Valérie Niquet, Head of the Asia Department at Fondation pour la recherche stratégique and former Director of Asia Center at Ifri (French Institute of International relations) works on strategic issues in Asia and the interaction between economic development, political transformation and security policy in China. Her last publications include “Chine-Japon : l’affrontement” (in French). She is associate fellow to the JIIA and teaches a course on Sino-Japanese Relations in Perspective at Keio University.
Deborah A. McCarthy is an expert on U.S. foreign and national security policy with over 30 years of diplomatic experience. Currently, she is a consultant with the Transnational Security Group and the producer of the national security podcast “The General and the Ambassador” (https://www.generalambassadorpodcast.org). She served as the U.S. Ambassador to Lithuania from 2013 to 2016. Previously, she was the Principal Deputy Assistant Secretary of State for Economic and Business Affairs. Ms McCarthy also served as Deputy Ambassador at the U.S. Embassy in Greece and the U.S. Embassy in Nicaragua. In Washington, she was the Deputy Assistant Secretary for Narcotics and Law Enforcement, the Senior Advisor for Counter Terrorism and the Special Coordinator for Venezuela. Other diplomatic postings include: Consul General Montreal, Economic Counselor U.S. Embassy Paris, Financial Economist U.S. Embassy Rome and assignments in the Dominican Republic and Haiti.
Mika Aaltola is the Programme Director of the Global Security research programme at the Finnish Institute of International Affairs.
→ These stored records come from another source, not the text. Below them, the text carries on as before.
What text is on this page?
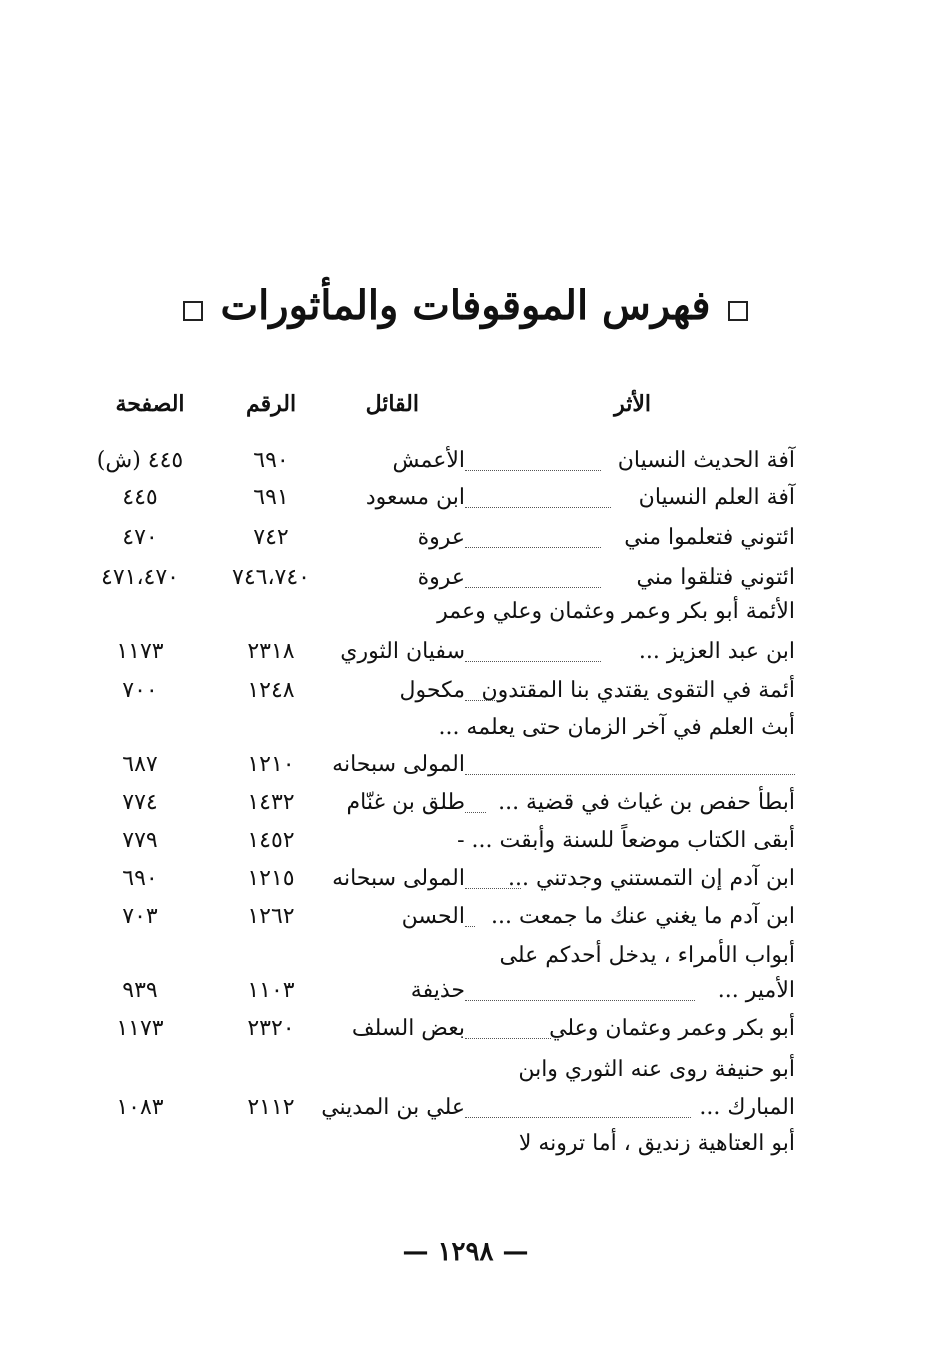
فهرس الموقوفات والمأثورات
الأثر
القائل
الرقم
الصفحة
آفة الحديث النسيان
الأعمش
٦٩٠
٤٤٥ (ش)
آفة العلم النسيان
ابن مسعود
٦٩١
٤٤٥
ائتوني فتعلموا مني
عروة
٧٤٢
٤٧٠
ائتوني فتلقوا مني
عروة
٧٤٦،٧٤٠
٤٧١،٤٧٠
الأئمة أبو بكر وعمر وعثمان وعلي وعمر
ابن عبد العزيز ...
سفيان الثوري
٢٣١٨
١١٧٣
أئمة في التقوى يقتدي بنا المقتدون
مكحول
١٢٤٨
٧٠٠
أبث العلم في آخر الزمان حتى يعلمه ...
المولى سبحانه
١٢١٠
٦٨٧
أبطأ حفص بن غياث في قضية ...
طلق بن غنّام
١٤٣٢
٧٧٤
أبقى الكتاب موضعاً للسنة وأبقت ... -
١٤٥٢
٧٧٩
ابن آدم إن التمستني وجدتني ...
المولى سبحانه
١٢١٥
٦٩٠
ابن آدم ما يغني عنك ما جمعت ...
الحسن
١٢٦٢
٧٠٣
أبواب الأمراء ، يدخل أحدكم على
الأمير ...
حذيفة
١١٠٣
٩٣٩
أبو بكر وعمر وعثمان وعلي
بعض السلف
٢٣٢٠
١١٧٣
أبو حنيفة روى عنه الثوري وابن
المبارك ...
علي بن المديني
٢١١٢
١٠٨٣
أبو العتاهية زنديق ، أما ترونه لا
— ١٢٩٨ —
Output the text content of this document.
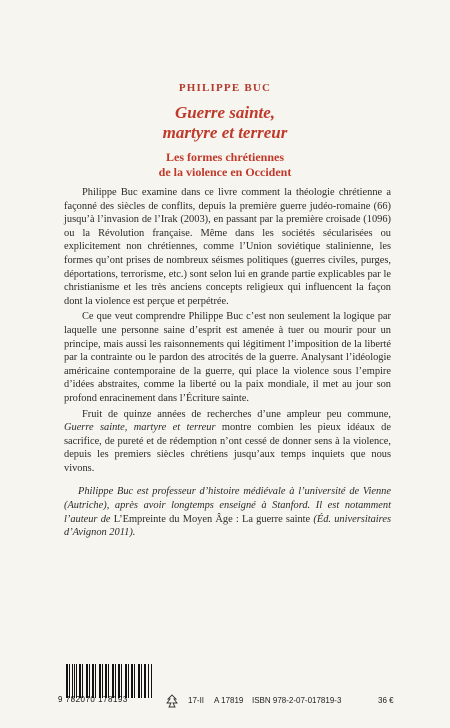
PHILIPPE BUC
Guerre sainte,
martyre et terreur
Les formes chrétiennes
de la violence en Occident

Philippe Buc examine dans ce livre comment la théologie chrétienne a façonné des siècles de conflits, depuis la première guerre judéo-romaine (66) jusqu’à l’invasion de l’Irak (2003), en passant par la première croisade (1096) ou la Révolution française. Même dans les sociétés sécularisées ou explicitement non chrétiennes, comme l’Union soviétique stalinienne, les formes qu’ont prises de nombreux séismes politiques (guerres civiles, purges, déportations, terrorisme, etc.) sont selon lui en grande partie explicables par le christianisme et les très anciens concepts religieux qui influencent la façon dont la violence est perçue et perpétrée.

Ce que veut comprendre Philippe Buc c’est non seulement la logique par laquelle une personne saine d’esprit est amenée à tuer ou mourir pour un principe, mais aussi les raisonnements qui légitiment l’imposition de la liberté par la contrainte ou le pardon des atrocités de la guerre. Analysant l’idéologie américaine contemporaine de la guerre, qui place la violence sous l’empire d’idées abstraites, comme la liberté ou la paix mondiale, il met au jour son profond enracinement dans l’Écriture sainte.

Fruit de quinze années de recherches d’une ampleur peu commune, Guerre sainte, martyre et terreur montre combien les pieux idéaux de sacrifice, de pureté et de rédemption n’ont cessé de donner sens à la violence, depuis les premiers siècles chrétiens jusqu’aux temps inquiets que nous vivons.

Philippe Buc est professeur d’histoire médiévale à l’université de Vienne (Autriche), après avoir longtemps enseigné à Stanford. Il est notamment l’auteur de L’Empreinte du Moyen Âge : La guerre sainte (Éd. universitaires d’Avignon 2011).

9 782070 178193	17-II A 17819 ISBN 978-2-07-017819-3	36 €
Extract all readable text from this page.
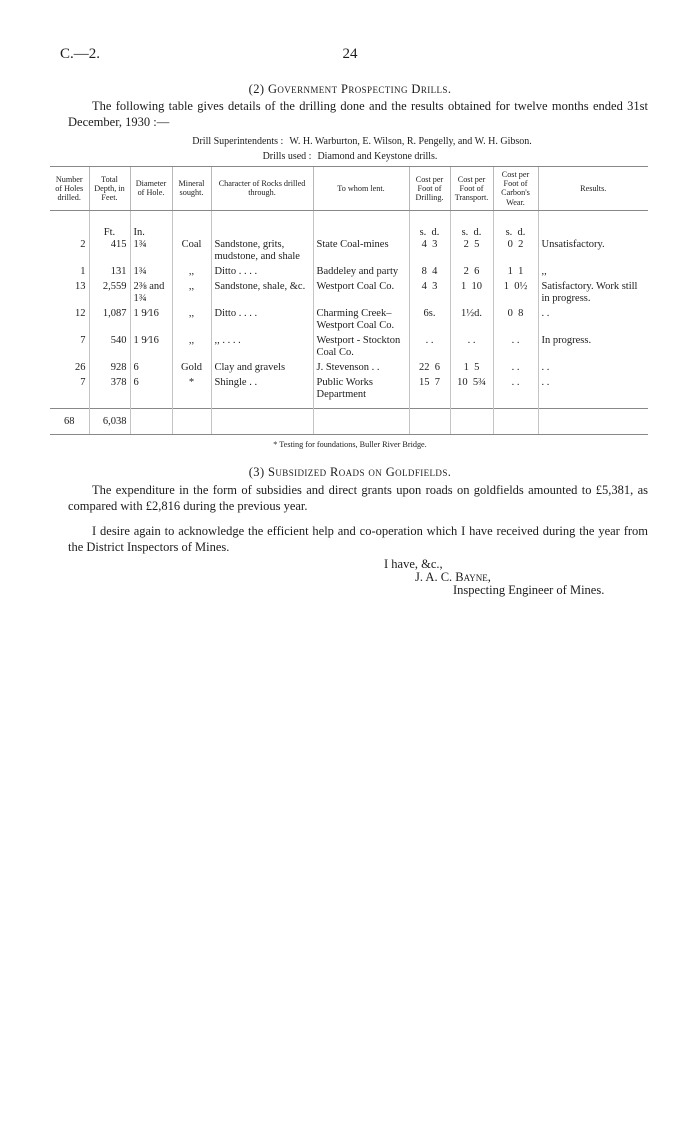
C.—2.	24
(2) Government Prospecting Drills.
The following table gives details of the drilling done and the results obtained for twelve months ended 31st December, 1930 :—
Drill Superintendents : W. H. Warburton, E. Wilson, R. Pengelly, and W. H. Gibson.
Drills used : Diamond and Keystone drills.
Number of Holes drilled.	Total Depth, in Feet.	Diameter of Hole.	Mineral sought.	Character of Rocks drilled through.	To whom lent.	Cost per Foot of Drilling.	Cost per Foot of Transport.	Cost per Foot of Carbon's Wear.	Results.
	Ft.	In.				s.  d.	s.  d.	s.  d.	
2	415	1¾	Coal	Sandstone, grits, mudstone, and shale	State Coal-mines	4  3	2  5	0  2	Unsatisfactory.
1	131	1¾	,,	Ditto . . . .	Baddeley and party	8  4	2  6	1  1	,,
13	2,559	2⅜ and 1¾	,,	Sandstone, shale, &c.	Westport Coal Co.	4  3	1  10	1  0½	Satisfactory. Work still in progress.
12	1,087	1 9⁄16	,,	Ditto . . . .	Charming Creek–Westport Coal Co.	6s.	1½d.	0  8	. .
7	540	1 9⁄16	,,	,, . . . .	Westport - Stockton Coal Co.	. .	. .	. .	In progress.
26	928	6	Gold	Clay and gravels	J. Stevenson . .	22  6	1  5	. .	. .
7	378	6	*	Shingle . .	Public Works Department	15  7	10  5¾	. .	. .

68	6,038								
* Testing for foundations, Buller River Bridge.
(3) Subsidized Roads on Goldfields.
The expenditure in the form of subsidies and direct grants upon roads on goldfields amounted to £5,381, as compared with £2,816 during the previous year.
I desire again to acknowledge the efficient help and co-operation which I have received during the year from the District Inspectors of Mines.
I have, &c.,
J. A. C. Bayne,
Inspecting Engineer of Mines.
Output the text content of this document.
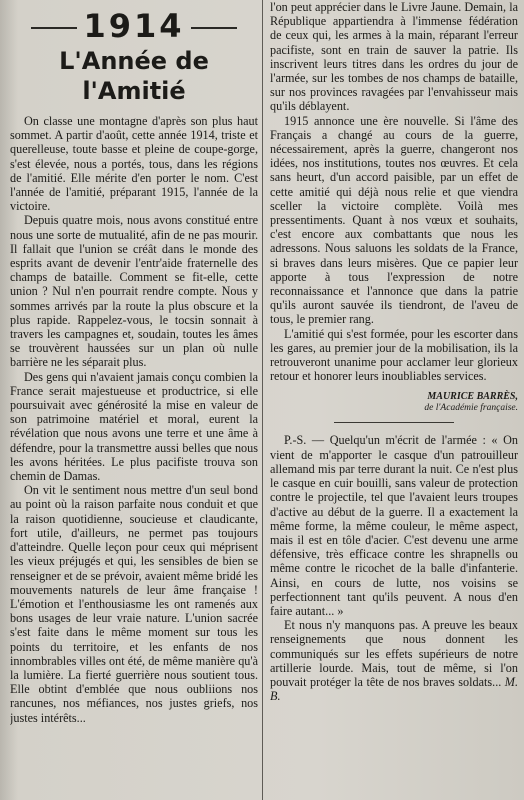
1914
L'Année de l'Amitié

On classe une montagne d'après son plus haut sommet. A partir d'août, cette année 1914, triste et querelleuse, toute basse et pleine de coupe-gorge, s'est élevée, nous a portés, tous, dans les régions de l'amitié. Elle mérite d'en porter le nom. C'est l'année de l'amitié, préparant 1915, l'année de la victoire.

Depuis quatre mois, nous avons constitué entre nous une sorte de mutualité, afin de ne pas mourir. Il fallait que l'union se créât dans le monde des esprits avant de devenir l'entr'aide fraternelle des champs de bataille. Comment se fit-elle, cette union ? Nul n'en pourrait rendre compte. Nous y sommes arrivés par la route la plus obscure et la plus rapide. Rappelez-vous, le tocsin sonnait à travers les campagnes et, soudain, toutes les âmes se trouvèrent haussées sur un plan où nulle barrière ne les séparait plus.

Des gens qui n'avaient jamais conçu combien la France serait majestueuse et productrice, si elle poursuivait avec générosité la mise en valeur de son patrimoine matériel et moral, eurent la révélation que nous avons une terre et une âme à défendre, pour la transmettre aussi belles que nous les avons héritées. Le plus pacifiste trouva son chemin de Damas.

On vit le sentiment nous mettre d'un seul bond au point où la raison parfaite nous conduit et que la raison quotidienne, soucieuse et claudicante, fort utile, d'ailleurs, ne permet pas toujours d'atteindre. Quelle leçon pour ceux qui méprisent les vieux préjugés et qui, les sensibles de bien se renseigner et de se prévoir, avaient même bridé les mouvements naturels de leur âme française ! L'émotion et l'enthousiasme les ont ramenés aux bons usages de leur vraie nature. L'union sacrée s'est faite dans le même moment sur tous les points du territoire, et les enfants de nos innombrables villes ont été, de même manière qu'à la lumière. La fierté guerrière nous soutient tous. Elle obtint d'emblée que nous oubliions nos rancunes, nos méfiances, nos justes griefs, nos justes intérêts...

l'on peut apprécier dans le Livre Jaune. Demain, la République appartiendra à l'immense fédération de ceux qui, les armes à la main, réparant l'erreur pacifiste, sont en train de sauver la patrie. Ils inscrivent leurs titres dans les ordres du jour de l'armée, sur les tombes de nos champs de bataille, sur nos provinces ravagées par l'envahisseur mais qu'ils déblayent.

1915 annonce une ère nouvelle. Si l'âme des Français a changé au cours de la guerre, nécessairement, après la guerre, changeront nos idées, nos institutions, toutes nos œuvres. Et cela sans heurt, d'un accord paisible, par un effet de cette amitié qui déjà nous relie et que viendra sceller la victoire complète. Voilà mes pressentiments. Quant à nos vœux et souhaits, c'est encore aux combattants que nous les adressons. Nous saluons les soldats de la France, si braves dans leurs misères. Que ce papier leur apporte à tous l'expression de notre reconnaissance et l'annonce que dans la patrie qu'ils auront sauvée ils tiendront, de l'aveu de tous, le premier rang.

L'amitié qui s'est formée, pour les escorter dans les gares, au premier jour de la mobilisation, ils la retrouveront unanime pour acclamer leur glorieux retour et honorer leurs inoubliables services.

MAURICE BARRÈS,
de l'Académie française.

P.-S. — Quelqu'un m'écrit de l'armée : « On vient de m'apporter le casque d'un patrouilleur allemand mis par terre durant la nuit. Ce n'est plus le casque en cuir bouilli, sans valeur de protection contre le projectile, tel que l'avaient leurs troupes d'active au début de la guerre. Il a exactement la même forme, la même couleur, le même aspect, mais il est en tôle d'acier. C'est devenu une arme défensive, très efficace contre les shrapnells ou même contre le ricochet de la balle d'infanterie. Ainsi, en cours de lutte, nos voisins se perfectionnent tant qu'ils peuvent. A nous d'en faire autant... »

Et nous n'y manquons pas. A preuve les beaux renseignements que nous donnent les communiqués sur les effets supérieurs de notre artillerie lourde. Mais, tout de même, si l'on pouvait protéger la tête de nos braves soldats... M. B.
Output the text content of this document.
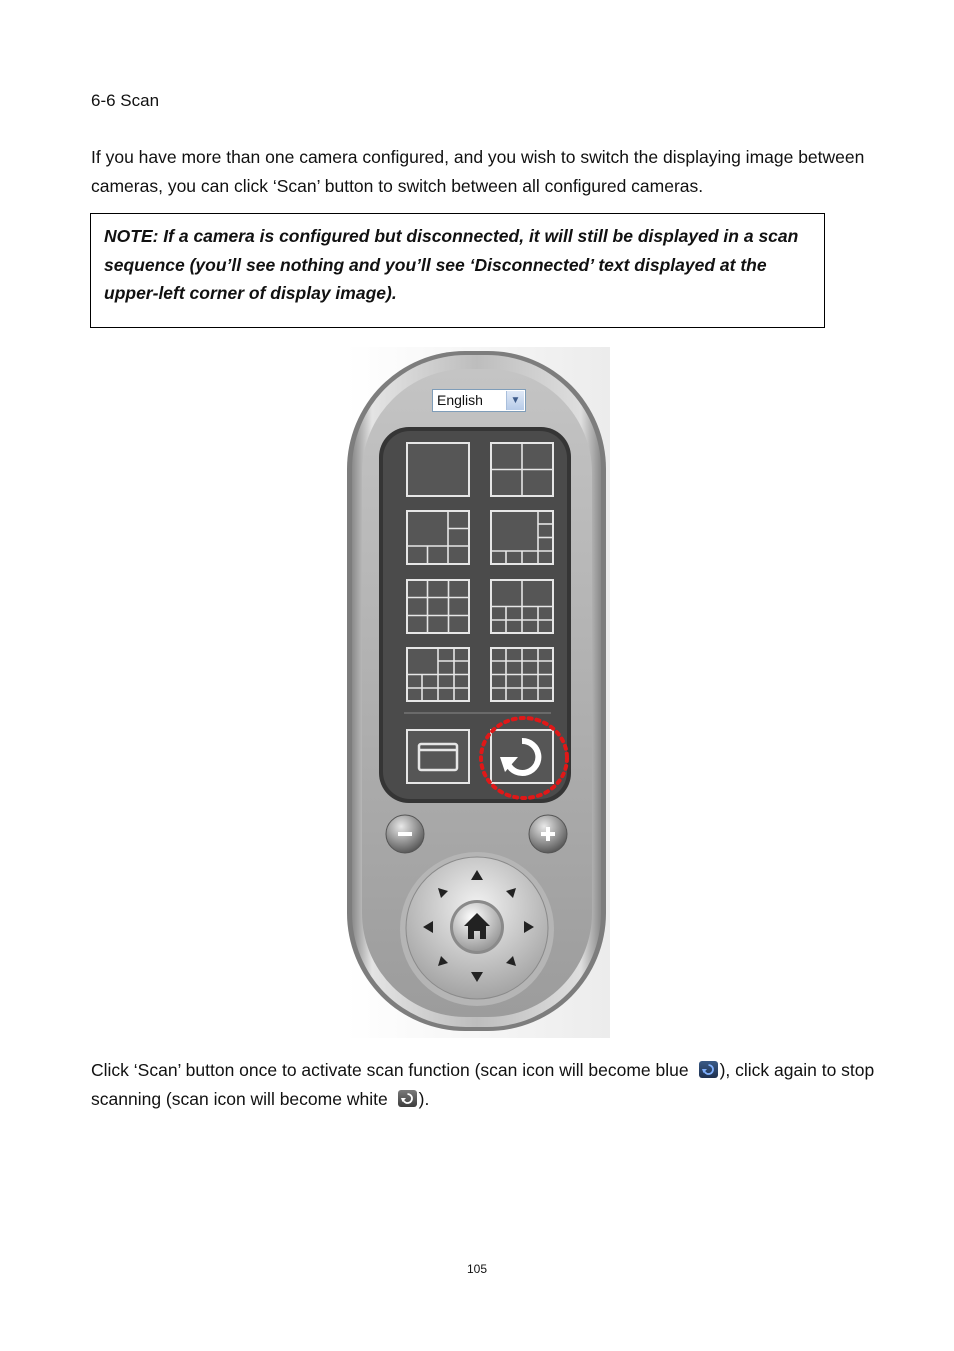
6-6 Scan
If you have more than one camera configured, and you wish to switch the displaying image between cameras, you can click ‘Scan’ button to switch between all configured cameras.
NOTE: If a camera is configured but disconnected, it will still be displayed in a scan sequence (you’ll see nothing and you’ll see ‘Disconnected’ text displayed at the upper-left corner of display image).
English	▼
Click ‘Scan’ button once to activate scan function (scan icon will become blue ), click again to stop scanning (scan icon will become white ).
105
His areas of expertise are US foreign and domestic policies as well as the international system and major-power relations. Dr Aaltola is a visiting professor at the Tallinn University since 2011 and he holds the rank of docent from the University of Tampere. He has been a visiting researcher at the Johns Hopkins School of Advanced International Studies (fall 2013) and at the CERI Sciences Po (fall 2011). He obtained his PhD in social sciences from the University of Tampere in 1999.